Самолетов, конечно, не хватает. На площадке сидят десятки людей: геологи, топографы, геодезисты, буровики, мерзлотники и т. д. и т. п. Всем им надо немедленно, сейчас же, не задерживаясь ни секунды, улетать в свои партии. Они толпами ходят за Тимофеичем, просят, умоляют, требуют, угрожают.
Тимофеич неумолим. Сдвинув на затылок белую парусиновую фуражку (очевидно, экспедиторы всего мира носят белые парусиновые фуражки), он оборачивается к просителям и энергично рубит рукою воздух.
— Ну, что ты от меня хочешь? — говорит Тимофеич, ни к кому конкретно не обращаясь, подразумевая под местоимением «ты» всю многоликую массу пассажиров. — Ты же видишь — у меня груза, мне же завоз продуктов питания надо сделать. Ты на меня верхом норовишь сесть, а я же сам летать не умею. Правильно ведь?
Многоликий «ты» снова поднимает шум, достает бумаги, справки, но Тимофеич молча и величественно отстраняет их, отворачивается и идет дальше по полю аэродрома. Просители, роняя документы и бумаги, бегут за ним.

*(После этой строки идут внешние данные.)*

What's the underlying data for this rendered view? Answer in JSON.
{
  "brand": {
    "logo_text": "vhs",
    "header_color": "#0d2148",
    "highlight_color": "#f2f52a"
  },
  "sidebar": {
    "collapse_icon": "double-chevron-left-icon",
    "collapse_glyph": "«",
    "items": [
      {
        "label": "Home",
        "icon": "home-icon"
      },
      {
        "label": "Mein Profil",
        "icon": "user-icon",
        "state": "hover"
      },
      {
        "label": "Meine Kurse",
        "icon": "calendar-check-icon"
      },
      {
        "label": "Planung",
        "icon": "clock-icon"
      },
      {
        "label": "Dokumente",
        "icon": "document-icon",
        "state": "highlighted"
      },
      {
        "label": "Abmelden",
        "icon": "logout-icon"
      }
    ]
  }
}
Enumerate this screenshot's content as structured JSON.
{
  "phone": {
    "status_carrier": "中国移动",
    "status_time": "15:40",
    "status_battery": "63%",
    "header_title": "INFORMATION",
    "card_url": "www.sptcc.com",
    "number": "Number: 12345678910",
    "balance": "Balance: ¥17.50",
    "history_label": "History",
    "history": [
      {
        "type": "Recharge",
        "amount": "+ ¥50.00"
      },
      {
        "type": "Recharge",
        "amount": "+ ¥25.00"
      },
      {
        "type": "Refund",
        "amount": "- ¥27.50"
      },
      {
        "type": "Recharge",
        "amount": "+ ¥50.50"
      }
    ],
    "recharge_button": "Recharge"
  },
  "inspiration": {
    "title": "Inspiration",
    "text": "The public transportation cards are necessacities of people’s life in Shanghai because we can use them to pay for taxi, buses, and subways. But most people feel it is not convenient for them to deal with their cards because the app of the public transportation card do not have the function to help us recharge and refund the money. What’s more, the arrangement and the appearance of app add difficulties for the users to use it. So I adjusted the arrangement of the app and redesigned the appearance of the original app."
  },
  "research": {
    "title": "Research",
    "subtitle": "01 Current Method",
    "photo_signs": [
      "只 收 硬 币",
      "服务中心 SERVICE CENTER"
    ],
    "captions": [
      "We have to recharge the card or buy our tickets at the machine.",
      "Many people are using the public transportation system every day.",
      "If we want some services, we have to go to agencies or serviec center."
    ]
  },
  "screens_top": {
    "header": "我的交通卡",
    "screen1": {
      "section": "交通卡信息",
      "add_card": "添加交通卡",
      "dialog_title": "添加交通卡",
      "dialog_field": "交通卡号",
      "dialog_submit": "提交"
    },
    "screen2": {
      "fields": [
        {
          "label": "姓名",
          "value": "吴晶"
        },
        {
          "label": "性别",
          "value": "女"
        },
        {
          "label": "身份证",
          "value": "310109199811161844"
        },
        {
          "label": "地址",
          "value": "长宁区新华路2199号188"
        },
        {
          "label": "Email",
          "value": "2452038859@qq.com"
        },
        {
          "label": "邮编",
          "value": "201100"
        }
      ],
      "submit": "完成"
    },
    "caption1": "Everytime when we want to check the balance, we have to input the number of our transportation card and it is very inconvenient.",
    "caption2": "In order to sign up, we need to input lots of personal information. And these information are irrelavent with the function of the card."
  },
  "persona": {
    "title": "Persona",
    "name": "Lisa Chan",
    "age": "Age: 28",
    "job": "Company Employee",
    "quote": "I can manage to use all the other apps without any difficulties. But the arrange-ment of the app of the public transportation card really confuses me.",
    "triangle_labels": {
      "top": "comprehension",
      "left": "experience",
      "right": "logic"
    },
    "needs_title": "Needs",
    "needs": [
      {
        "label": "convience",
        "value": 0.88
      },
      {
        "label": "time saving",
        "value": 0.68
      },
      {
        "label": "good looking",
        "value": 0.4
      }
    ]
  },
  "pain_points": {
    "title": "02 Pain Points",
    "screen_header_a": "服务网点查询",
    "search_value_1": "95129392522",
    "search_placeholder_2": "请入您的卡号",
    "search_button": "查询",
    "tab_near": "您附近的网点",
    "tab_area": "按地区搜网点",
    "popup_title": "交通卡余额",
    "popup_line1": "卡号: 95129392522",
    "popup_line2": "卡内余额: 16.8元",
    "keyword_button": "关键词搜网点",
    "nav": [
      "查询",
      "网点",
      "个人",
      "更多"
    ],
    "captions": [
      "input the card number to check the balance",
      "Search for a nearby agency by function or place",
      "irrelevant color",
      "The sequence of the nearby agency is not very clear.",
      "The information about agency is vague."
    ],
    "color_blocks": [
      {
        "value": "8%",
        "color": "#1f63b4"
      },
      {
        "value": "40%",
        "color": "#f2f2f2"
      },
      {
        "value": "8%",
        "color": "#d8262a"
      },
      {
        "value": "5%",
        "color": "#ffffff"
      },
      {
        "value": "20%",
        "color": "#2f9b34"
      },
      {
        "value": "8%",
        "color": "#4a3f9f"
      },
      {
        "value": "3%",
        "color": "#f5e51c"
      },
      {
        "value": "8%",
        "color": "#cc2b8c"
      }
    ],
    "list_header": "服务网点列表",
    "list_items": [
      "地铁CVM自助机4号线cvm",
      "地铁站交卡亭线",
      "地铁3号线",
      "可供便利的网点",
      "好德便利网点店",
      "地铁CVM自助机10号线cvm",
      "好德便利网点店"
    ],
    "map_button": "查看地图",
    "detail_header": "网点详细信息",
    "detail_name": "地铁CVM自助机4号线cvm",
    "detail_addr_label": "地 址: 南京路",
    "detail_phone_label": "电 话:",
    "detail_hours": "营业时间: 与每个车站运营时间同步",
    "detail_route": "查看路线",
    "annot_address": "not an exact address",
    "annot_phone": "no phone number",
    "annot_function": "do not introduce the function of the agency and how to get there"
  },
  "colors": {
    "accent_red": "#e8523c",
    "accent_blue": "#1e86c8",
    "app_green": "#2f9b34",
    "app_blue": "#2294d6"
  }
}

Тимофеичу приходится трудно. За дни нелетной погоды, которых здесь бывает из десяти семь, в аэропорту скапливается столько грузов и пассажиров, что решить, кого отправить первым, кого задержать, очень трудно. Единственно бесспорной является очередность отправки продуктов. Когда нужно послать в какую-нибудь далекую разведочную партию лишний ящик фруктовых консервов, Размолодин бесцеремонно высаживает из самолета даже самое высокое начальство. А если начальство начинает роптать, Тимофеич назидательно поучает:
— Вот ты приедешь, дашь указание, а чтобы это указание выполнить, надо не только высокое сознание иметь. Надо, чтобы народ покушал вкусно. Тогда и работать будет лучше. Посему слазь, и поедут вместо тебя фрукты.
Размолодин был из старых сибирских старателей. В молодости, как он рассказывал мне, ходил по Лене, по Вилюю с «правильными» ребятами, «мыл золотишко», «баловался большой деньгой». Сгубила Тимофеича как старателя общественная работа. Выбрали его как-то в профсоюзный комитет прииска. Вкусил таежный бродяга, привыкший жить бирюком, думать только о себе, радость быть общественным человеком, бросил старательское ремесло.
— С тех пор вот и пошел по советской линии, — улыбаясь, говорил Иван Тимофеевич.
От старательских лет осталась в характере Тимофеича одна черта, за которую начальство души в нем не чаяло. Тимофеич никогда ничего не просил, ни на кого не жаловался. Он все умел делать сам, всегда самостоятельно улаживал любые конфликты.